In addition, I’m going to say that everything I looked at had to be well supported on GCP because that’s where all my stuff is. This did knock the proprietary AWS solutions out early on, which is unfortunate but doesn’t affect the general conclusions.
How do we evaluate?
First off, let’s talk about the things that don’t make much difference. I’m not going to talk much about operational costs, performance, or scalability. Moore’s law and decades of engineering have made most DBMSs fast enough on cheap hardware. The upshot is every DBMS I looked at can handle more than enough data with good performance for not much money.
The first thing we do look at is development costs. For the most part, this means asking “how much time do we have to spend on the data model?” How do we arrange data? Which, BTW, is a question we have to answer as much for schema-less DBs as anything else.
On a related note, we also look specifically at practical query expressivity. In other words, how easy is it to retrieve the data we need out of a DB in the form we need it? Limitations on queries can sometimes be overcome by adding complexity to the data model, so these two issues are somewhat related.

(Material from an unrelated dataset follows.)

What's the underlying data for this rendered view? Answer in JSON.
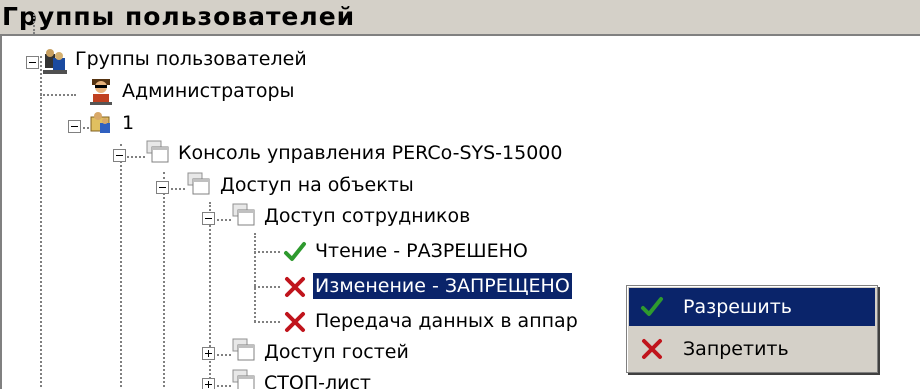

Why the RDBMS is still champ.
In short, the “relational” bit of the RDBMS is important and gives us many desirable features. “Relational” here refers to a branch of mathematics (if you’re interested, here’s a concise explanation). The upshot is data managed in such a way that makes it relatively easy to search and recombine.
Data modeling is relatively straightforward. A relational DB works best with fundamentally normalized data. The normalization process itself requires some skill and thought, but once you get the hang of it, is generally pretty straightforward. There’s work to do, but it’s clear what needs to be done.
Many non-relational DBMSs, on the other hand, are based on many different ontologies. To get the most out of a particular DBMS, you have to know quite a bit about how it stores data and what that means for your data model. Even for popular, well supported DBMSs, it’s often hard to find a good guide on this. “Normalize your data, index your foreign keys, index your joins, and index what you search” pretty much gives you all you need to know to make a decent relational DB.
Another issue with a number of non-relational DBMSs is the inability to modify the DB “in place”. This is fine for initial development, but once you have a live system, this can potentially make it difficult to add indexes or make non-trivial changes without a complete dump and re-store.
SQL is a maximally expressive query language. In my search, I didn’t find anything that let you do more with queries than SQL, and plenty that did a lot less. Joining data from multiple tables, generating dynamic summaries, grouping, and sorting data are what RDBMSs were designed to do.
Non-relational DBMSs were designed for other things. Some graph- and document-oriented DBMSs, in particular, have elegant join-equivalent operations and a similar feature set, but most of the alternatives fall far short in this area. Aside from lacking the more “sophisticated” join-like capabilities and grouping, some DBMSs impose significant restrictions on basic queries such as limiting queries to a single range field; e.g., foo < 2 ANDfoo > 0
but not foo < 2 AND bar > 0
.
It’s possible to sometimes work around these limitations by adding support for specific queries in the data model, which of course adds complexity to the model. In some instances, there’s simply no way to even ask for certain results.
This makes some common features like the ability to display “page 1 of 5” or perform arbitrary user-supplied searches either difficult to design, time-consuming to execute, or outright impossible. Seeing the limitations of the other options, it’s actually pretty impressive how flexible SQL and relational DBs are.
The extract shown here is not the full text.